No budget? No Problem!

Found this brochure for an asset forfeiture conference aimed at state and local law enforcement. The location of the conference is Hollywood, Florida during April 15-16 2009. The brochure advertises a variety of seminars designed to educate local law enforcement about the forfeiture process and how to turn seizeable property into money that goes to law enforcement budgets.

Most tellingly, the brochure starkly proclaims that law enforcement can become self-funding free of legislative constraints:

In last twenty years economists from Oliver Williamson to Ronald Coase famously declared “Incentives matter”. And we are learning that they do matter very much, particularly in terms of how institutions and structures function. If structures like representative democracy need clear and distinction separation of powers to function well (if at all), then they need to happen through incentive-compatible channels. Democracy itself breaks down when executive branch agencies conduct their affairs in obscure and impermeable fashions, obtain funding without regard for legislative stipulation and judicial mandate, and lose the incentives to listen to the communities that they serve.

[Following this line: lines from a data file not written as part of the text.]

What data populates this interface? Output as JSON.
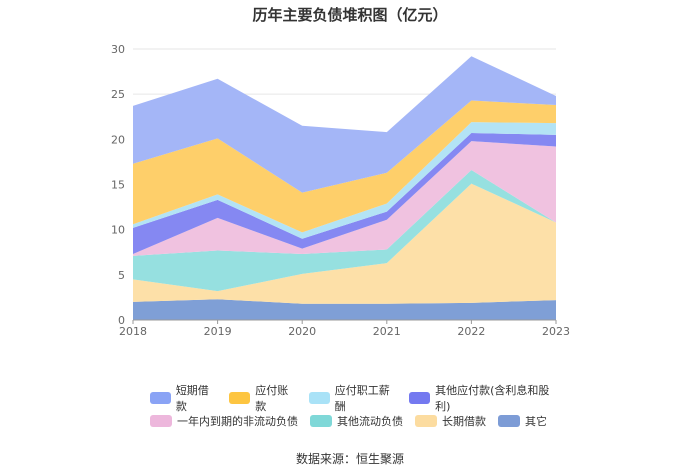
{
  "title": "历年主要负债堆积图（亿元）",
  "source": "数据来源：恒生聚源",
  "chart_data": {
    "type": "area",
    "stacked": true,
    "categories": [
      "2018",
      "2019",
      "2020",
      "2021",
      "2022",
      "2023"
    ],
    "ylim": [
      0,
      30
    ],
    "yticks": [
      "0",
      "5",
      "10",
      "15",
      "20",
      "25",
      "30"
    ],
    "grid": true,
    "legend_position": "bottom",
    "series": [
      {
        "name": "其它",
        "color": "#7f9fd6",
        "values": [
          2.0,
          2.3,
          1.8,
          1.8,
          1.9,
          2.2
        ]
      },
      {
        "name": "长期借款",
        "color": "#fde0a8",
        "values": [
          2.5,
          0.9,
          3.3,
          4.5,
          13.2,
          8.6
        ]
      },
      {
        "name": "其他流动负债",
        "color": "#96e0e0",
        "values": [
          2.6,
          4.5,
          2.2,
          1.5,
          1.5,
          0.0
        ]
      },
      {
        "name": "一年内到期的非流动负债",
        "color": "#f0c2e0",
        "values": [
          0.2,
          3.6,
          0.6,
          3.3,
          3.2,
          8.4
        ]
      },
      {
        "name": "其他应付款(含利息和股利)",
        "color": "#8588f2",
        "values": [
          2.9,
          2.0,
          1.1,
          0.9,
          0.9,
          1.3
        ]
      },
      {
        "name": "应付职工薪酬",
        "color": "#b3e3f5",
        "values": [
          0.4,
          0.6,
          0.7,
          0.9,
          1.2,
          1.3
        ]
      },
      {
        "name": "应付账款",
        "color": "#fecf6a",
        "values": [
          6.7,
          6.2,
          4.4,
          3.4,
          2.4,
          2.0
        ]
      },
      {
        "name": "短期借款",
        "color": "#a4b6f7",
        "values": [
          6.4,
          6.6,
          7.4,
          4.5,
          4.9,
          1.0
        ]
      }
    ]
  },
  "legend": [
    {
      "name": "短期借款",
      "color": "#8aa3f5"
    },
    {
      "name": "应付账款",
      "color": "#fdc541"
    },
    {
      "name": "应付职工薪酬",
      "color": "#a9e2f7"
    },
    {
      "name": "其他应付款(含利息和股利)",
      "color": "#7479f0"
    },
    {
      "name": "一年内到期的非流动负债",
      "color": "#edb7dc"
    },
    {
      "name": "其他流动负债",
      "color": "#7fd8d8"
    },
    {
      "name": "长期借款",
      "color": "#fcdca0"
    },
    {
      "name": "其它",
      "color": "#7d9cd6"
    }
  ]
}
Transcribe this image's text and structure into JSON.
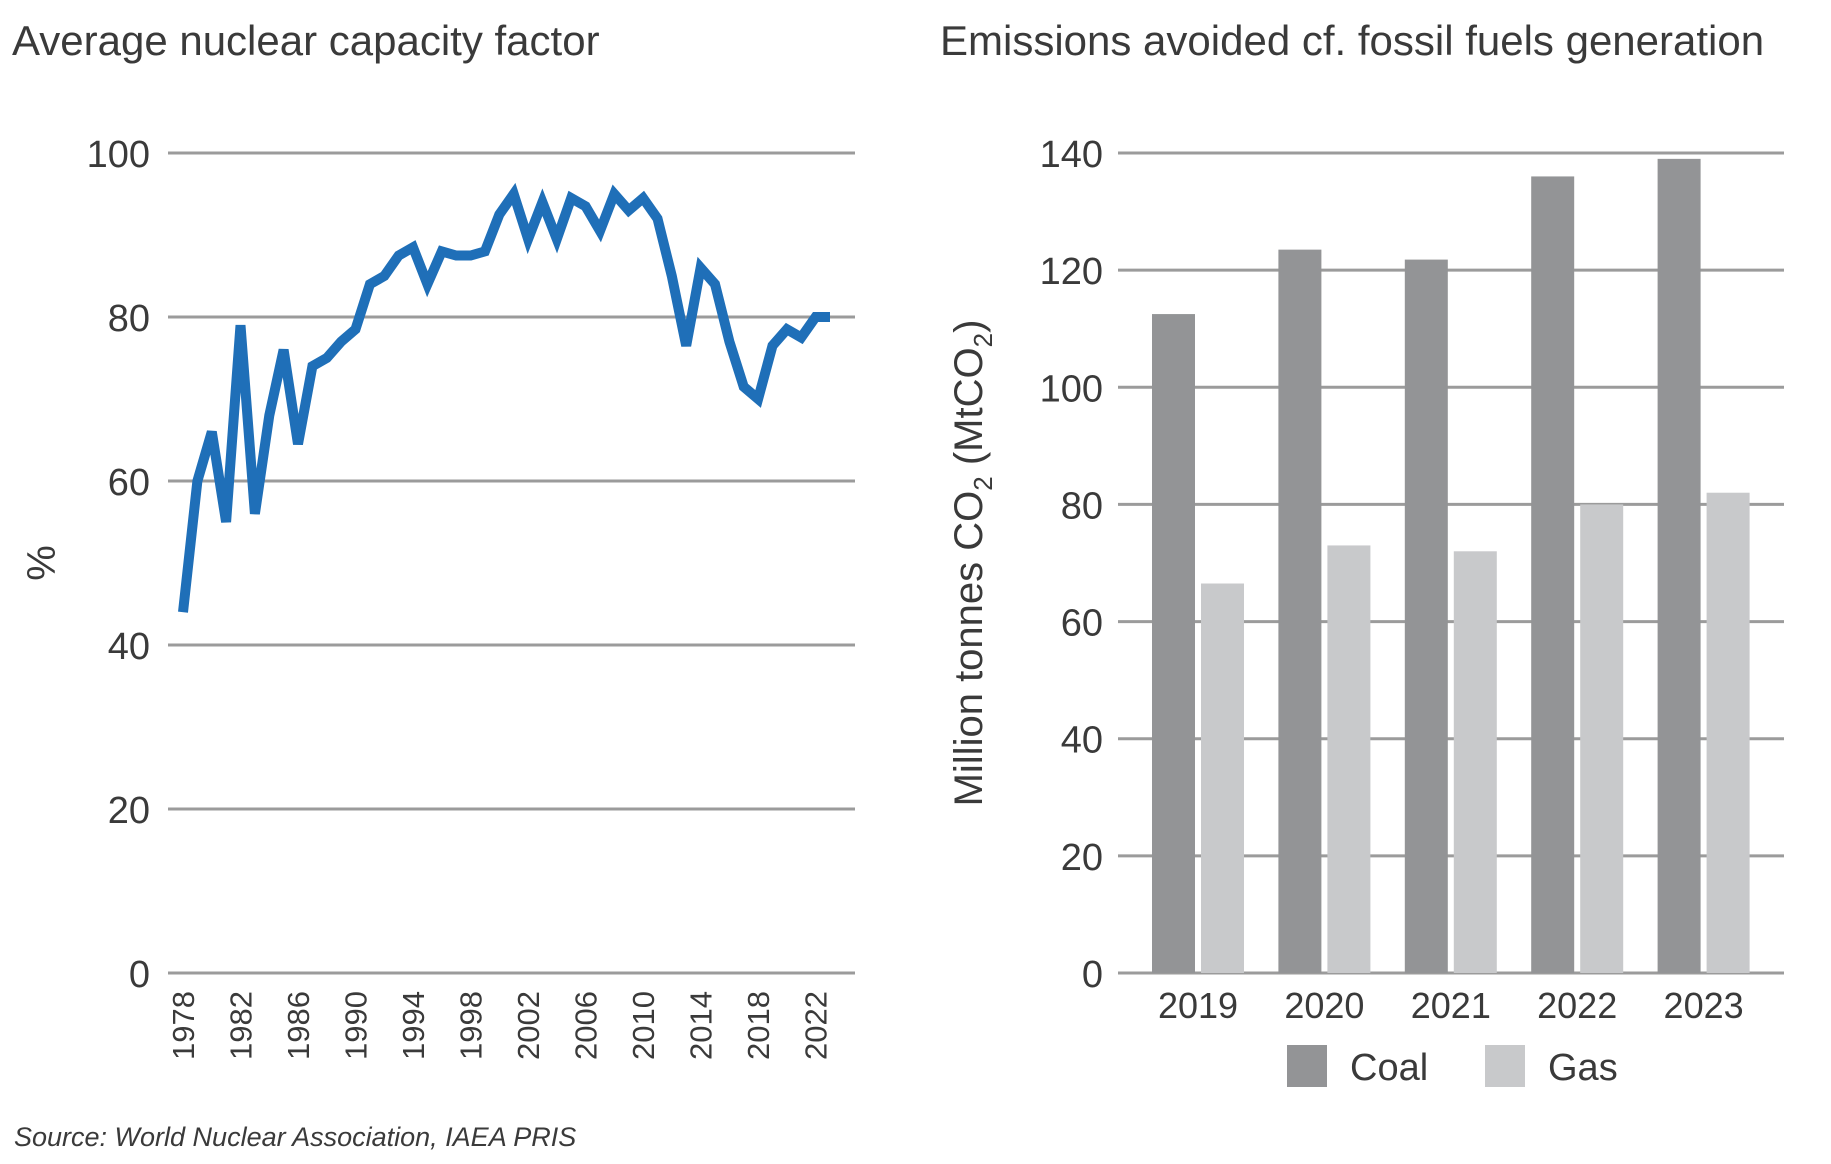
{
  "source": "Source: World Nuclear Association, IAEA PRIS",
  "chart_data": [
    {
      "type": "line",
      "title": "Average nuclear capacity factor",
      "ylabel": "%",
      "xlabel": "",
      "ylim": [
        0,
        100
      ],
      "yticks": [
        "0",
        "20",
        "40",
        "60",
        "80",
        "100"
      ],
      "xlim": [
        1978,
        2023
      ],
      "xticks": [
        "1978",
        "1982",
        "1986",
        "1990",
        "1994",
        "1998",
        "2002",
        "2006",
        "2010",
        "2014",
        "2018",
        "2022"
      ],
      "grid": true,
      "color": "#1f6fb8",
      "series": [
        {
          "x": [
            1978,
            1979,
            1980,
            1981,
            1982,
            1983,
            1984,
            1985,
            1986,
            1987,
            1988,
            1989,
            1990,
            1991,
            1992,
            1993,
            1994,
            1995,
            1996,
            1997,
            1998,
            1999,
            2000,
            2001,
            2002,
            2003,
            2004,
            2005,
            2006,
            2007,
            2008,
            2009,
            2010,
            2011,
            2012,
            2013,
            2014,
            2015,
            2016,
            2017,
            2018,
            2019,
            2020,
            2021,
            2022,
            2023
          ],
          "y": [
            44,
            60,
            66,
            55,
            79,
            56,
            68,
            76,
            64.5,
            74,
            75,
            77,
            78.5,
            84,
            85,
            87.5,
            88.5,
            84,
            88,
            87.5,
            87.5,
            88,
            92.5,
            95,
            89.5,
            94,
            89.5,
            94.5,
            93.5,
            90.5,
            95,
            93,
            94.5,
            92,
            85,
            76.5,
            86,
            84,
            77,
            71.5,
            70,
            76.5,
            78.5,
            77.5,
            80,
            80
          ]
        }
      ]
    },
    {
      "type": "bar",
      "title": "Emissions avoided cf. fossil fuels generation",
      "ylabel_parts": [
        "Million tonnes CO",
        "2",
        " (MtCO",
        "2",
        ")"
      ],
      "xlabel": "",
      "ylim": [
        0,
        140
      ],
      "yticks": [
        "0",
        "20",
        "40",
        "60",
        "80",
        "100",
        "120",
        "140"
      ],
      "categories": [
        "2019",
        "2020",
        "2021",
        "2022",
        "2023"
      ],
      "grid": true,
      "legend_position": "bottom",
      "series": [
        {
          "name": "Coal",
          "color": "#939496",
          "values": [
            112.5,
            123.5,
            121.8,
            136,
            139
          ]
        },
        {
          "name": "Gas",
          "color": "#c8c9cb",
          "values": [
            66.5,
            73,
            72,
            80,
            82
          ]
        }
      ]
    }
  ]
}
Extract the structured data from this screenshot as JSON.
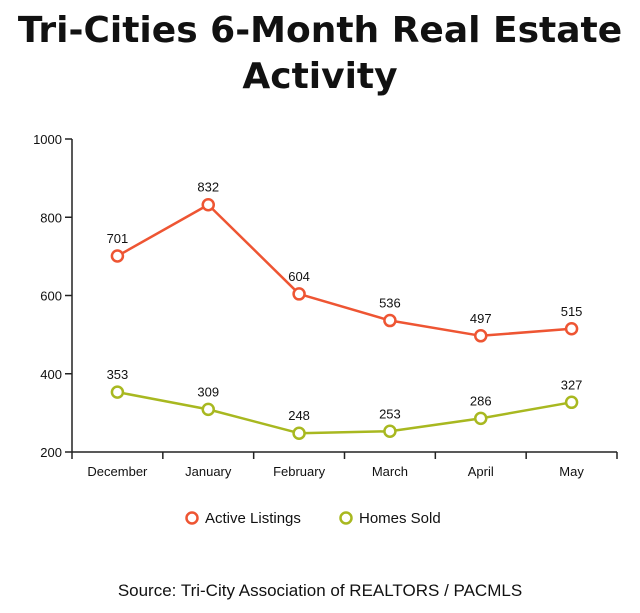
{
  "header": {
    "title_line1": "Tri-Cities 6-Month Real Estate",
    "title_line2": "Activity"
  },
  "footer": {
    "source": "Source: Tri-City Association of REALTORS / PACMLS"
  },
  "colors": {
    "active_listings": "#ee5533",
    "homes_sold": "#a8b820",
    "axis": "#222222",
    "grid_tick": "#222222"
  },
  "chart_data": {
    "type": "line",
    "title": "Tri-Cities 6-Month Real Estate Activity",
    "xlabel": "",
    "ylabel": "",
    "categories": [
      "December",
      "January",
      "February",
      "March",
      "April",
      "May"
    ],
    "ylim": [
      200,
      1000
    ],
    "yticks": [
      "200",
      "400",
      "600",
      "800",
      "1000"
    ],
    "grid": false,
    "legend_position": "bottom",
    "series": [
      {
        "name": "Active Listings",
        "color": "#ee5533",
        "values": [
          701,
          832,
          604,
          536,
          497,
          515
        ]
      },
      {
        "name": "Homes Sold",
        "color": "#a8b820",
        "values": [
          353,
          309,
          248,
          253,
          286,
          327
        ]
      }
    ]
  }
}
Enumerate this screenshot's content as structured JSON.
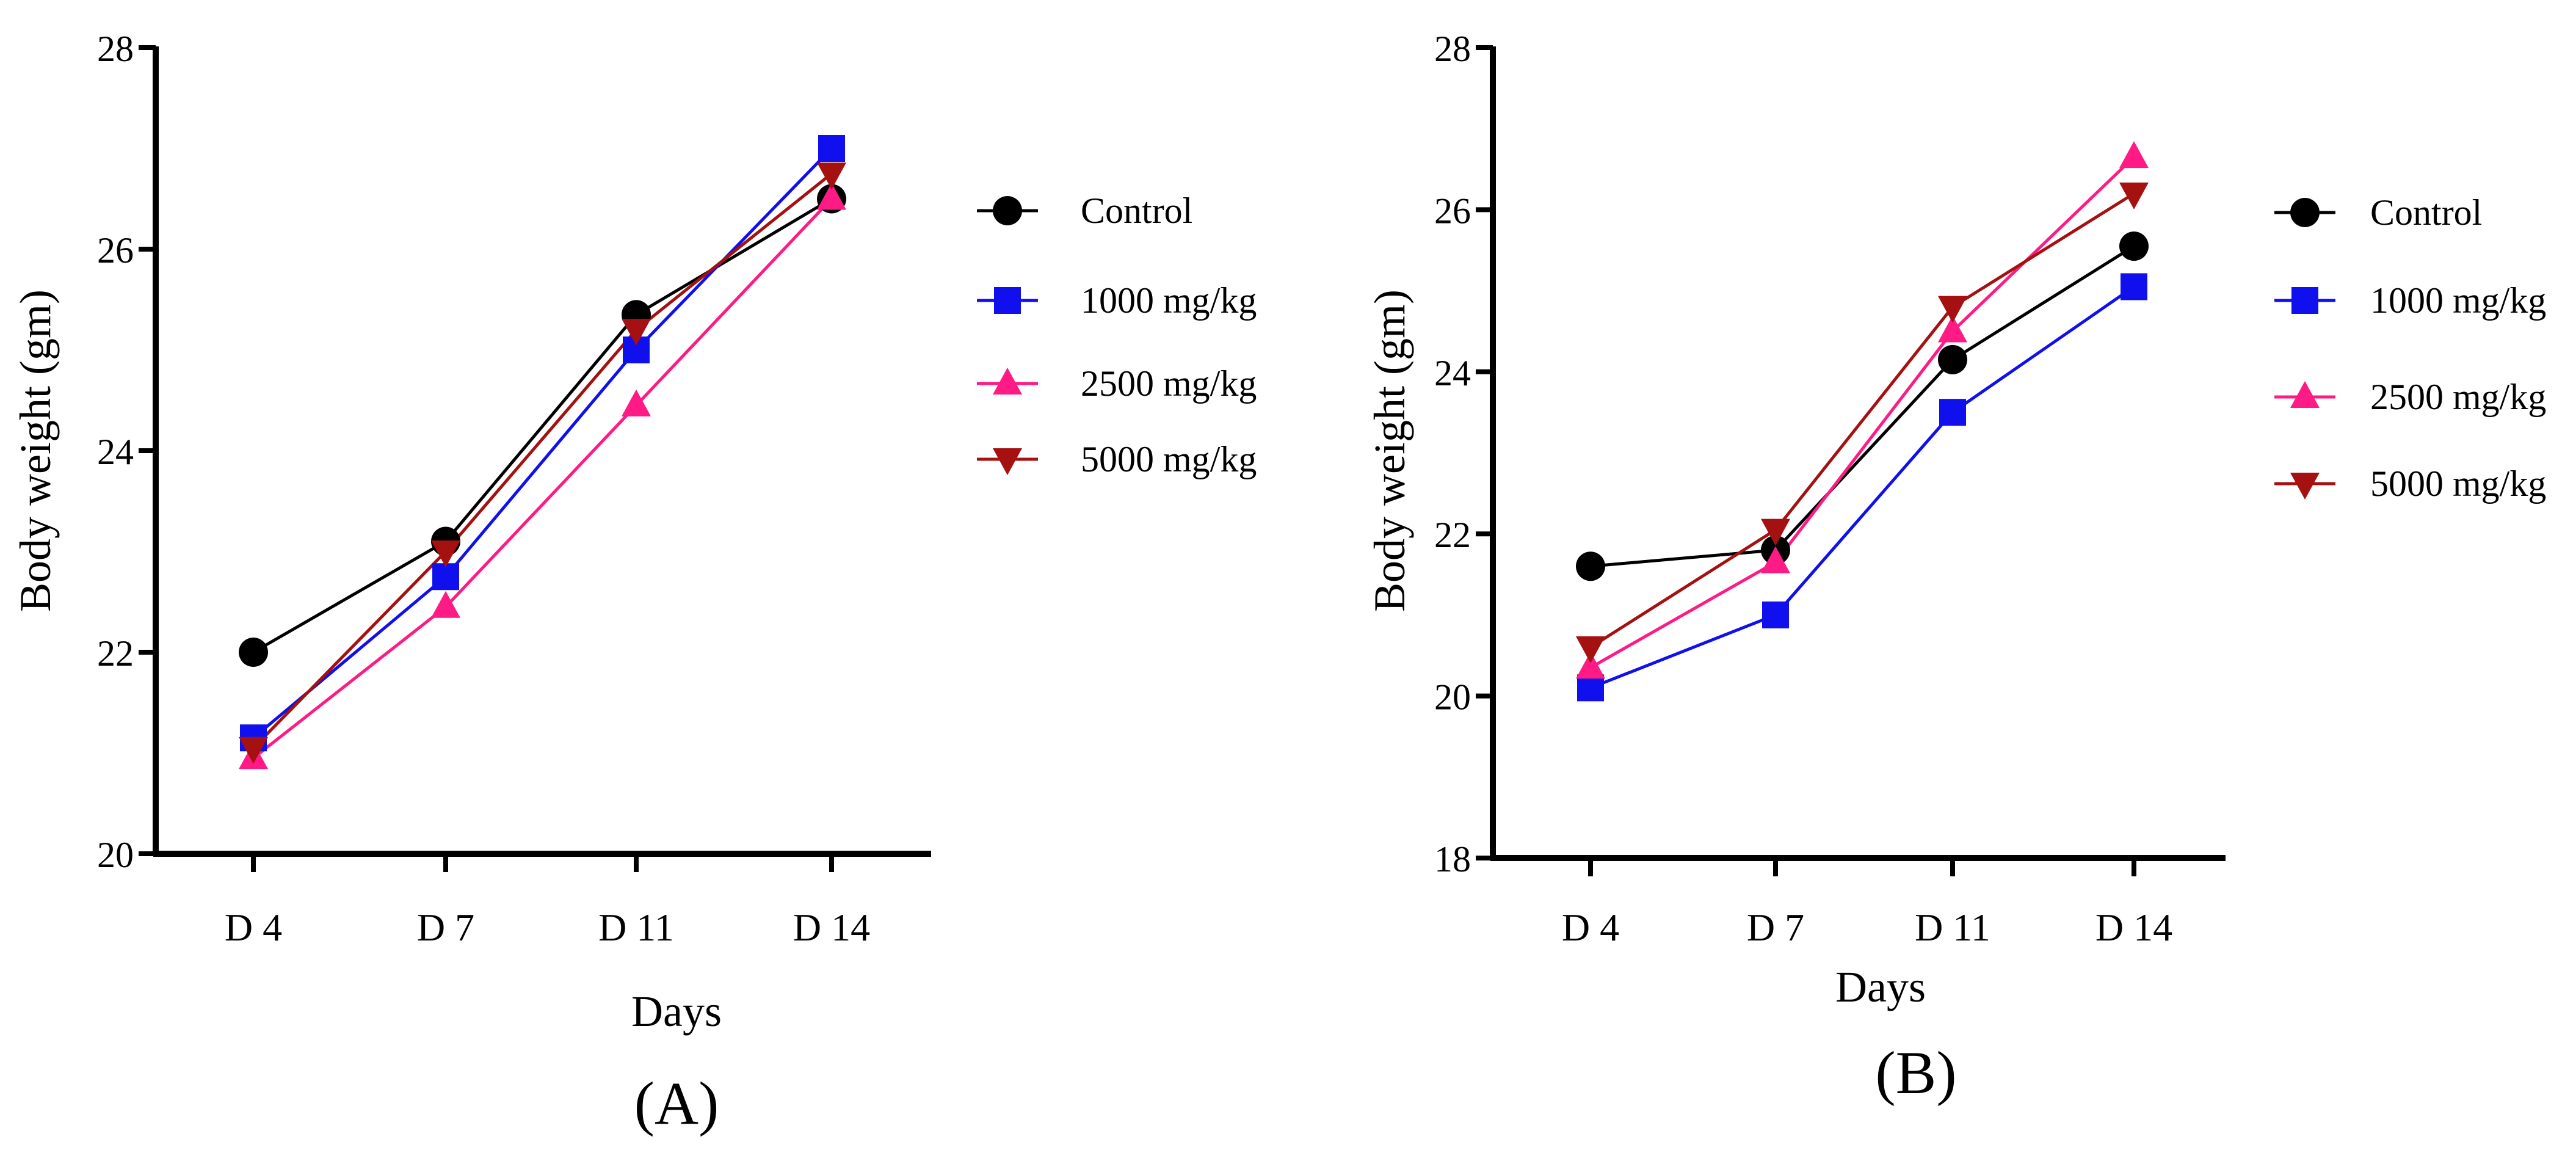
{
  "chart_data": [
    {
      "type": "line",
      "panel_label": "(A)",
      "categories": [
        "D 4",
        "D 7",
        "D 11",
        "D 14"
      ],
      "xlabel": "Days",
      "ylabel": "Body weight (gm)",
      "ylim": [
        20,
        28
      ],
      "yticks": [
        20,
        22,
        24,
        26,
        28
      ],
      "grid": false,
      "legend_position": "right",
      "series": [
        {
          "name": "Control",
          "marker": "circle",
          "color": "#000000",
          "values": [
            22.0,
            23.1,
            25.35,
            26.5
          ]
        },
        {
          "name": "1000 mg/kg",
          "marker": "square",
          "color": "#1010ee",
          "values": [
            21.15,
            22.75,
            25.0,
            27.0
          ]
        },
        {
          "name": "2500 mg/kg",
          "marker": "triangle-up",
          "color": "#ff1a85",
          "values": [
            20.95,
            22.45,
            24.45,
            26.5
          ]
        },
        {
          "name": "5000 mg/kg",
          "marker": "triangle-down",
          "color": "#a51010",
          "values": [
            21.05,
            23.0,
            25.2,
            26.75
          ]
        }
      ]
    },
    {
      "type": "line",
      "panel_label": "(B)",
      "categories": [
        "D 4",
        "D 7",
        "D 11",
        "D 14"
      ],
      "xlabel": "Days",
      "ylabel": "Body weight (gm)",
      "ylim": [
        18,
        28
      ],
      "yticks": [
        18,
        20,
        22,
        24,
        26,
        28
      ],
      "grid": false,
      "legend_position": "right",
      "series": [
        {
          "name": "Control",
          "marker": "circle",
          "color": "#000000",
          "values": [
            21.6,
            21.8,
            24.15,
            25.55
          ]
        },
        {
          "name": "1000 mg/kg",
          "marker": "square",
          "color": "#1010ee",
          "values": [
            20.1,
            21.0,
            23.5,
            25.05
          ]
        },
        {
          "name": "2500 mg/kg",
          "marker": "triangle-up",
          "color": "#ff1a85",
          "values": [
            20.35,
            21.65,
            24.5,
            26.65
          ]
        },
        {
          "name": "5000 mg/kg",
          "marker": "triangle-down",
          "color": "#a51010",
          "values": [
            20.6,
            22.05,
            24.8,
            26.2
          ]
        }
      ]
    }
  ]
}
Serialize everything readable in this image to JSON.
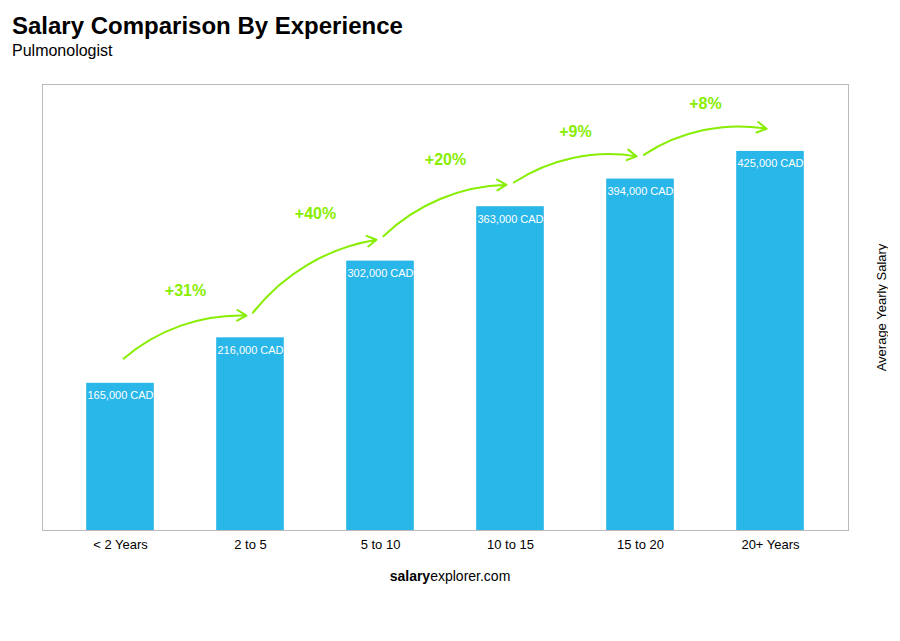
{
  "chart_data": {
    "type": "bar",
    "title": "Salary Comparison By Experience",
    "subtitle": "Pulmonologist",
    "ylabel": "Average Yearly Salary",
    "footer": [
      "salary",
      "explorer.com"
    ],
    "categories": [
      "< 2 Years",
      "2 to 5",
      "5 to 10",
      "10 to 15",
      "15 to 20",
      "20+ Years"
    ],
    "values": [
      165000,
      216000,
      302000,
      363000,
      394000,
      425000
    ],
    "value_labels": [
      "165,000 CAD",
      "216,000 CAD",
      "302,000 CAD",
      "363,000 CAD",
      "394,000 CAD",
      "425,000 CAD"
    ],
    "data_labels": true,
    "color": "#29b6e8",
    "ylim": [
      0,
      500000
    ],
    "tick_labels": "x",
    "grid": false,
    "annotations": [
      {
        "text": "+31%",
        "color": "#88ee00"
      },
      {
        "text": "+40%",
        "color": "#88ee00"
      },
      {
        "text": "+20%",
        "color": "#88ee00"
      },
      {
        "text": "+9%",
        "color": "#88ee00"
      },
      {
        "text": "+8%",
        "color": "#88ee00"
      }
    ]
  }
}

Because when the federal government helps law enforcement pay their bills free of our consent, we lose the ability to shape the policies that guide our law enforcement. Now federal dollars incentivize law enforcement to prioritize cases and methods that result in property they can seize, rather than prosecute crimes of violence that are less lucrative. We serve search warrants on people who have never been implicated in the least hint of violence with paramilitary squads in the land where Patrick Henry once declared “Give me freedom or give me death”. In Missouri, our legislators and judges told us that crimes where fines or forfeiture happened would be prosecuted fairly and the money given to schools, to help the young do greater things that we can. This is no longer the case, and we are incalculably poorer for it.